Pamiętam, jak kiedyś dostałem ostrzeżenie z kilkudniową blokadą pisania na forum czasopisma PC-Format, bo rozmiar mojego avatara przekraczał 10 kB XD

Ech, kiedyś to były piękne czasy z forami internetowymi... Dobrze, że są jeszcze takie miejsca jak Hejto :)
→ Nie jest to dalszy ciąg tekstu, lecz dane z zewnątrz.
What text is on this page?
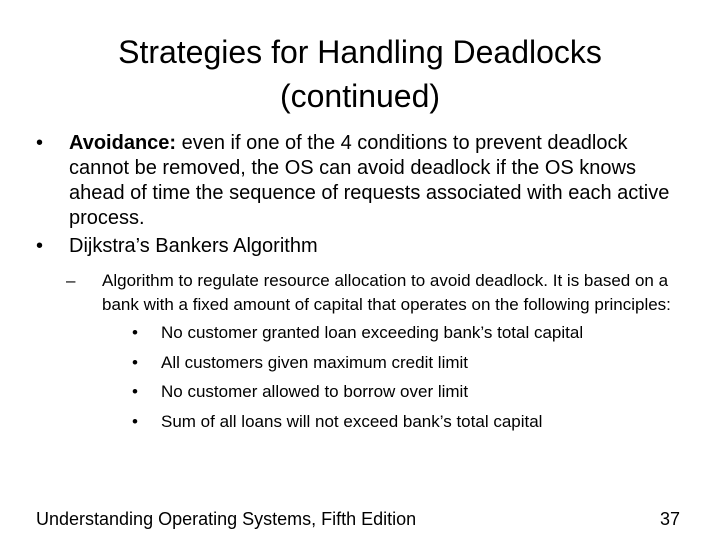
Strategies for Handling Deadlocks
(continued)
•	Avoidance: even if one of the 4 conditions to prevent deadlock cannot be removed, the OS can avoid deadlock if the OS knows ahead of time the sequence of requests associated with each active process.
•	Dijkstra’s Bankers Algorithm
–	Algorithm to regulate resource allocation to avoid deadlock. It is based on a bank with a fixed amount of capital that operates on the following principles:
• No customer granted loan exceeding bank’s total capital
• All customers given maximum credit limit
• No customer allowed to borrow over limit
• Sum of all loans will not exceed bank’s total capital
Understanding Operating Systems, Fifth Edition	37
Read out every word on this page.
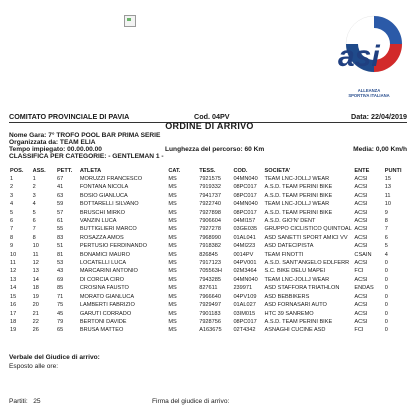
asi
ALLEANZA
SPORTIVA ITALIANA
COMITATO PROVINCIALE DI PAVIA	Cod. 04PV	Data: 22/04/2019
ORDINE DI ARRIVO
Nome Gara: 7° TROFO POOL BAR PRIMA SERIE
Organizzata da: TEAM ELIA
Tempo impiegato: 00.00.00.00	Lunghezza del percorso: 60 Km	Media: 0,00 Km/h
CLASSIFICA PER CATEGORIE: - GENTLEMAN 1 -
POS.	ASS.	PETT.	ATLETA	CAT.	TESS.	COD.	SOCIETA'	ENTE	PUNTI
1	1	67	MORUZZI FRANCESCO	MS	7921575	04MN040	TEAM LNC-JOLLJ WEAR	ACSI	15
2	2	41	FONTANA NICOLA	MS	7919332	08PC017	A.S.D. TEAM PERINI BIKE	ACSI	13
3	3	63	BOSIO GIANLUCA	MS	7941737	08PC017	A.S.D. TEAM PERINI BIKE	ACSI	11
4	4	59	BOTTARELLI SILVANO	MS	7922740	04MN040	TEAM LNC-JOLLJ WEAR	ACSI	10
5	5	57	BRUSCHI MIRKO	MS	7927898	08PC017	A.S.D. TEAM PERINI BIKE	ACSI	9
6	6	61	VANZIN LUCA	MS	7906604	04MI157	A.S.D. GIO'N' DENT	ACSI	8
7	7	55	BUTTIGLIERI MARCO	MS	7927278	03GE035	GRUPPO CICLISTICO QUINTOAL	ACSI	7
8	8	83	ROSAZZA AMOS	MS	7968990	01AL041	ASD SANETTI SPORT AMICI VV	ACSI	6
9	10	51	PERTUSIO FERDINANDO	MS	7918382	04MI223	ASD DATECIPISTA	ACSI	5
10	11	81	BONAMICI MAURO	MS	826845	0014PV	TEAM FINOTTI	CSAIN	4
11	12	53	LOCATELLI LUCA	MS	7917123	04PV001	A.S.D. SANT'ANGELO EDLFERR	ACSI	0
12	13	43	MARCARINI ANTONIO	MS	705563H	02M3464	S.C. BIKE DELU MAPEI	FCI	0
13	14	69	DI CORCIA CIRO	MS	7943285	04MN040	TEAM LNC-JOLLJ WEAR	ACSI	0
14	18	85	CROSINA FAUSTO	MS	827611	239971	ASD STAFFORA TRIATHLON	ENDAS	0
15	19	71	MORATO GIANLUCA	MS	7966640	04PV109	ASD BEBBIKERS	ACSI	0
16	20	75	LAMBERTI FABRIZIO	MS	7929497	01AL027	ASD FORNASARI AUTO	ACSI	0
17	21	45	GARUTI CORRADO	MS	7901183	03IM015	HTC 39 SANREMO	ACSI	0
18	22	79	BERTONI DAVIDE	MS	7928756	08PC017	A.S.D. TEAM PERINI BIKE	ACSI	0
19	26	65	BRUSA MATTEO	MS	A163675	02T4342	ASNAGHI CUCINE ASD	FCI	0
Verbale del Giudice di arrivo:
Esposto alle ore:
Partiti: 25	Firma del giudice di arrivo:
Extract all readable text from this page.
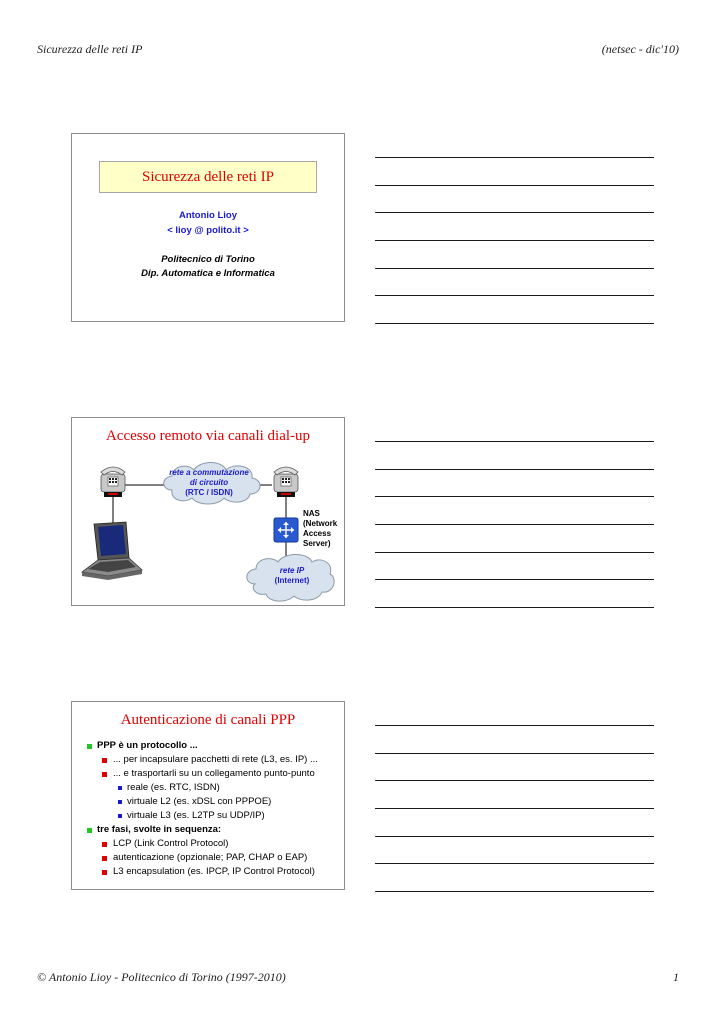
Sicurezza delle reti IP	(netsec - dic'10)
Sicurezza delle reti IP
Antonio Lioy
< lioy @ polito.it >
Politecnico di Torino
Dip. Automatica e Informatica
Accesso remoto via canali dial-up
rete a commutazione
di circuito
(RTC / ISDN)
NAS
(Network
Access
Server)
rete IP
(Internet)
Autenticazione di canali PPP
PPP è un protocollo ...
... per incapsulare pacchetti di rete (L3, es. IP) ...
... e trasportarli su un collegamento punto-punto
reale (es. RTC, ISDN)
virtuale L2 (es. xDSL con PPPOE)
virtuale L3 (es. L2TP su UDP/IP)
tre fasi, svolte in sequenza:
LCP (Link Control Protocol)
autenticazione (opzionale; PAP, CHAP o EAP)
L3 encapsulation (es. IPCP, IP Control Protocol)
© Antonio Lioy - Politecnico di Torino (1997-2010)	1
#nostalgia #internet #hejto #niewiemjaktootagowac #komputery

e6888510-c40a-4e57-9e1d-1fdaa53eabf5

Komentarze (7)

LondoMollari

@Klockobar W czasach, kiedy ładowanie 1M zajmowało parę minut, a serwery miały parę G dysku, nic dziwnego w limitowanie rozmiaru awatarów, tak aby jeden user nie blokował łącza zbytnio.

Fishery

@Klockobar Ehh, "to se ne vrati pane Havranek"

Opornik

@Fishery Ja również nostalgłem.

659840f4-b102-4ded-8ab3-055f63389738
GazelkaFarelka

@Fishery @Opornik to były czasy gdy nie było zaawansowanej technologii sprawdzania jaką wielkość ma uploadowany obrazek, ewentualnie było to wiedzą tajemną dla programisty tego forum XD

Opornik

@GazelkaFarelka oczywiście że była, ustawiało się w panelu admina.

NiebieskiSzpadelNihilizmu

@Klockobar panie, znajomy z zespołu, który robi z nami już długo i pamięta "stare czasy" firmy opowiadał nam, jak dawno temu, jeszcze za czasów DSLa góra wpadła na pomysł, że to będzie tak "phestiżoffo" jak wszyscy w stopce wymienią logo firmy na wersją animowaną- ot takiego gifa, gdzie logo się w pewnym momencie obraca z taką przelatującą poświatą. Pomyślisz- "no k⁎⁎wa, wielkie mi halo" i normalnie tak by było, gdyby nie fakt, że to nie były czasy uplinku 100Gbps i farmy Exchangów gdzieś w Microsoft cloudzie, który w razie czego się zeskaluje w 10 minut, ale biedaneta i 4 lokalnych serwerów Exchangowych na krzyż, które jęczały już normalnie. Efekt? Ludzie polecenie wykonali tak jak im góra kazała i dalej normalnie korzystali z Outlooka. Nie wiedzieli tylko, że w tle ten jeden j⁎⁎⁎ny gif za⁎⁎⁎ał dosłownie cały system mailowy na amen

30ohm

@Klockobar to istniało z powodu limitów transferu na łączach. Jeszcze nie tak dawno bo mniej jak 10 lat temu mobilny internet też miał duże limity miesięczne. Na forach ludzie dostawali ostrzeżenia za ładowanie dużych obrazków. Tak samo były limity załączników do maili, teraz google z gmailem zrobił z ludzi analfabetów bo duże załączniki lecą na google drive.

Dobrzy są też tacy co walą filmiki .mp4 na jakieś tło na stronie i filmik ma 250 MB. Boty uwielbiają takie rzeczy. Dochodzi do tego, że hosting ma limit transferu i nagle pyk 2 dni minęło strona przestała działać. Janusze zamiast pisać do firmy gdzie stoi strona, szukają firm które im rozwiążą problem z "serwerem".